Jamie Notter recently recapped his notes from the MIX Mashup, an invitation-only conference on the future of work, or, to quote their website:
“What will it take to make our organizations highly adaptable, endlessly inventive, truly inspiring, and genuinely accountable?”
That’s a critical question for all of us to address. Jamie also asked the blogging community to think about the points raised at the conference and to write response posts. This is one.
One of his notes from a panel on “innovation all the time” was:
Genius isn’t hidden. It’s afraid of your processes.
Associations do this all the time. In far too many cases, our default answer is “no.” Why? Say it with me: “Because it’s against policy.” Our default mode is “slow.” Why? Because everything has to run through 3000 internal groups and committees, then it goes to a member committee that only meets twice a year, then it goes to the board, which also only meets twice a year, and before you know it, 18 months have elapsed and the original opportunity? It vanished.
New staff and new volunteers start working with our organizations. They’re full of ideas, energy and excitement. This is her new job! She’s ready to kick some ass, build on what her predecessor did, and take your association to the next level!
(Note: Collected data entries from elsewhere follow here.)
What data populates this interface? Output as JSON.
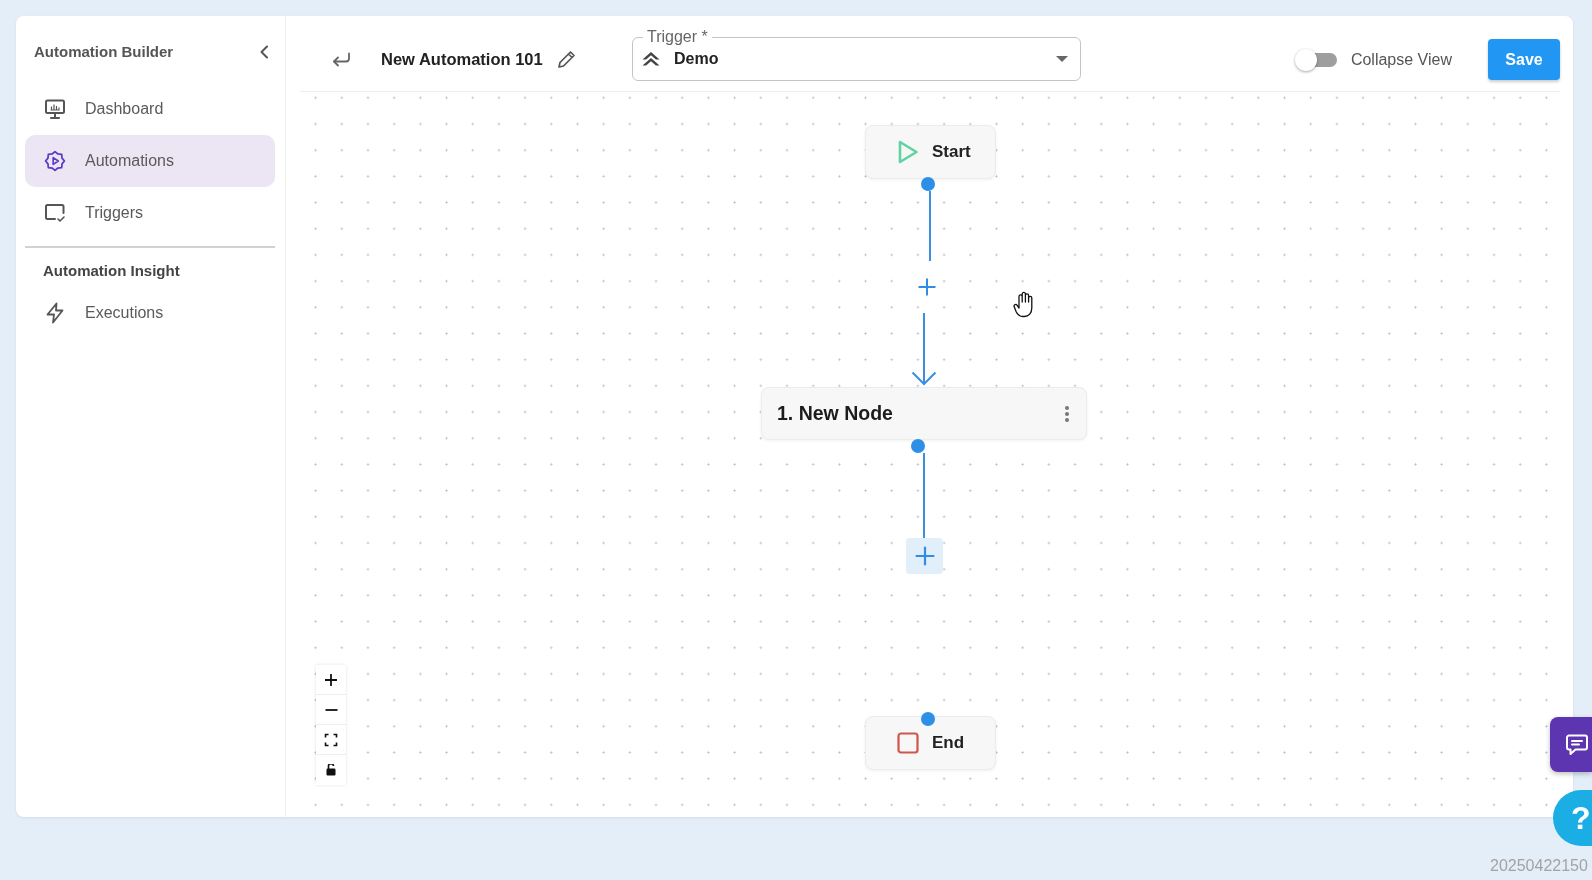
{
  "sidebar": {
    "title": "Automation Builder",
    "items": [
      {
        "label": "Dashboard",
        "selected": false
      },
      {
        "label": "Automations",
        "selected": true
      },
      {
        "label": "Triggers",
        "selected": false
      }
    ],
    "section": {
      "heading": "Automation Insight",
      "items": [
        {
          "label": "Executions",
          "selected": false
        }
      ]
    }
  },
  "header": {
    "automation_name": "New Automation 101",
    "trigger": {
      "label": "Trigger *",
      "value": "Demo"
    },
    "collapse_view": {
      "label": "Collapse View",
      "on": false
    },
    "save_button": "Save"
  },
  "canvas": {
    "nodes": [
      {
        "kind": "start",
        "label": "Start"
      },
      {
        "kind": "step",
        "label": "1. New Node"
      },
      {
        "kind": "end",
        "label": "End"
      }
    ]
  },
  "help_button": "?",
  "build_stamp": "20250422150"
}
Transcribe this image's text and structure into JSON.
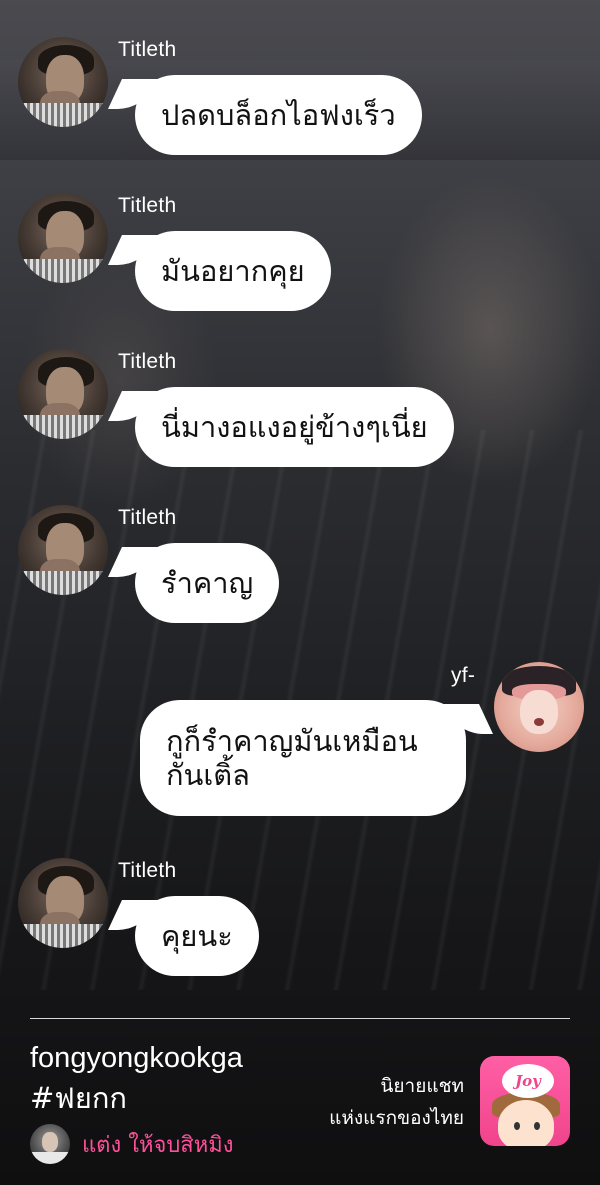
{
  "messages": [
    {
      "sender": "Titleth",
      "side": "left",
      "text": "ปลดบล็อกไอฟงเร็ว"
    },
    {
      "sender": "Titleth",
      "side": "left",
      "text": "มันอยากคุย"
    },
    {
      "sender": "Titleth",
      "side": "left",
      "text": "นี่มางอแงอยู่ข้างๆเนี่ย"
    },
    {
      "sender": "Titleth",
      "side": "left",
      "text": "รำคาญ"
    },
    {
      "sender": "yf-",
      "side": "right",
      "text_line1": "กูก็รำคาญมันเหมือน",
      "text_line2": "กันเติ้ล"
    },
    {
      "sender": "Titleth",
      "side": "left",
      "text": "คุยนะ"
    }
  ],
  "footer": {
    "story_title": "fongyongkookga",
    "hashtag": "#ฟยกก",
    "author": "แต่ง ให้จบสิหมิง",
    "tagline_line1": "นิยายแชท",
    "tagline_line2": "แห่งแรกของไทย",
    "app_logo_text": "Joy"
  },
  "colors": {
    "bubble": "#ffffff",
    "author_name": "#ff4f9a",
    "app_logo": "#f0448c",
    "divider": "#d8d8d8"
  }
}
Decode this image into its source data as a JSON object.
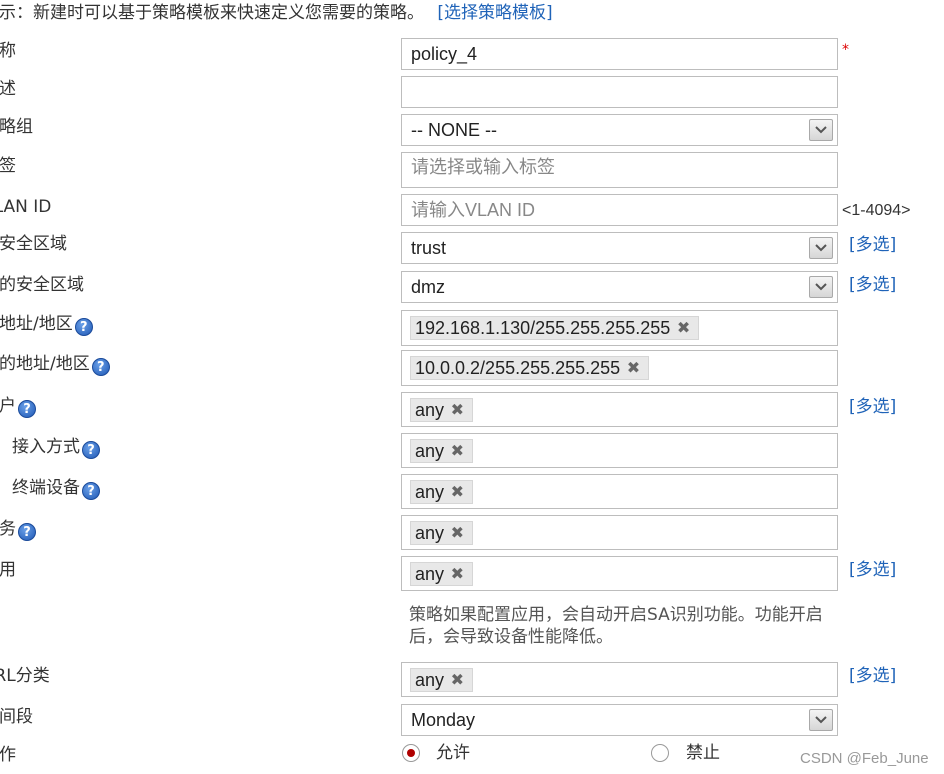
{
  "hint": {
    "text": "提示：新建时可以基于策略模板来快速定义您需要的策略。",
    "link": "[选择策略模板]"
  },
  "fields": {
    "name": {
      "label": "名称",
      "value": "policy_4",
      "required_mark": "*"
    },
    "description": {
      "label": "描述",
      "value": ""
    },
    "policy_group": {
      "label": "策略组",
      "value": "-- NONE --"
    },
    "tags": {
      "label": "标签",
      "placeholder": "请选择或输入标签"
    },
    "vlan_id": {
      "label": "VLAN ID",
      "placeholder": "请输入VLAN ID",
      "range": "<1-4094>"
    },
    "src_zone": {
      "label": "源安全区域",
      "value": "trust",
      "multi": "[多选]"
    },
    "dst_zone": {
      "label": "目的安全区域",
      "value": "dmz",
      "multi": "[多选]"
    },
    "src_addr": {
      "label": "源地址/地区",
      "tag": "192.168.1.130/255.255.255.255"
    },
    "dst_addr": {
      "label": "目的地址/地区",
      "tag": "10.0.0.2/255.255.255.255"
    },
    "user": {
      "label": "用户",
      "tag": "any",
      "multi": "[多选]"
    },
    "access_method": {
      "label": "接入方式",
      "tag": "any"
    },
    "terminal_device": {
      "label": "终端设备",
      "tag": "any"
    },
    "service": {
      "label": "服务",
      "tag": "any"
    },
    "application": {
      "label": "应用",
      "tag": "any",
      "multi": "[多选]",
      "note_line1": "策略如果配置应用，会自动开启SA识别功能。功能开启",
      "note_line2": "后，会导致设备性能降低。"
    },
    "url_category": {
      "label": "URL分类",
      "tag": "any",
      "multi": "[多选]"
    },
    "time_range": {
      "label": "时间段",
      "value": "Monday"
    },
    "action": {
      "label": "动作",
      "allow": "允许",
      "deny": "禁止",
      "selected": "允许"
    }
  },
  "help_glyph": "?",
  "remove_glyph": "✖",
  "watermark": "CSDN @Feb_June"
}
This is his new volunteer assignment! He’s honored to have been chosen, and he’s now even more deeply invested in your association than he was when he decided to offer his name up as a volunteer, because he made the cut!
And then our reified processes kick in, and the cavalcade of “no” begins.
- We tried that five years ago, and it didn’t work.
- We can’t make that change, because we always do it this other way.
- Our members won’t like it.
- Our senior team won’t like it.
- Our board won’t like it.
- The committee won’t support it.
- It’s a risk we’re unwilling to take.
- We’re not comfortable trying it a different way.
- I don’t have that skill (and I don’t want to learn it).
- What if something goes wrong? What if it’s not perfect? What if it FAILS!?!?
And, inevitably, that new staff member gets beaten down. Maybe she stays, and she starts keeping her ideas to herself, and maybe she walks out the door and takes them with her. That new volunteer gets discouraged. He becomes the “show pony” committee member, when what he wanted to do was be the “work horse.” He becomes disillusioned, cynical and disengaged. If you’re lucky, he keeps that to himself. If you’re not? Hello, membership decline.
We need to shift our mindset from a default “no” to a default “yes,” even if it has to be a qualified yes.
How do we get there? I don’t have the complete answer, but I do have some suggestions:
- ALWAYS let people spend some time researching their ideas to see if they’re viable.
- Create a budget of time AND money, even if it has to be small, to try new things.
- Quit being so afraid of criticism. If you’re not pissing someone off, you’re coasting.
- Quit being so afraid of debate and disagreement. You’ll never get to the great idea if people can’t challenge the good enough idea.
- Build REAL relationships with members and volunteers. The only way you get leeway to try stuff that might not work is by earning it.
- Remember that the whole environment has changed, and what happened five years ago is not a predictor of what might happen tomorrow, with THIS team and THESE members in THIS situation.
- Dump your 400 page policies and procedures manual. Follow Adobe’s example of a “fairly open philosophy” (not just about social media but about all your policies and procedures) governed by “guardrails” that keep your staff and organization legally protected while giving them as much freedom within those guardrails as possible.
- Celebrate failure. Everyone says that, right? How do you do it? Offer a valuable prize (an extra week of vacation?) to the person or team that blew it, and then learned something major and valuable they shared with the rest of your staff.
What do you think? How do we get to “yes” in our organizations?
Jamie Notter says:
Thank you for accepting my challenge!!!! Great post. I hope others will be inspired. There was a LOT to discuss in that recap post.
Elizabeth Weaver Engel, CAE says:
I think it's an important discussion – I hope others jump in, too.
Eric Lanke says:
Great post. I'm trying to build real relationships with my members (your suggestion #5) and guess what? It takes time, money and focus–things all associations have in limited supply. Part of the challenge is redirecting those resources appropriately.
Elizabeth Engel says:
Eric, I've been thinking a lot recently about the concept of “limited resources.” I'm beginning to wonder if what's going on is that we're trying to devote equal amounts of resources (time, money, energy) to everything, rather than having frank conversations about what's really working and really important and throwing most of what we have at those members and programs.
Put another way, why do we assume we have to have identical relationships with all of our various types of members? Why do the “mailbox members” (who aren't really members – they're subscribers) get the same attention as our most involved members, the people who really make our organizations go?
Eric Lanke says:
In my own case, it often comes down to doing too many things or trying to be everything to everybody. Fundamentally, I agree. Associations are better served by doing fewer things better.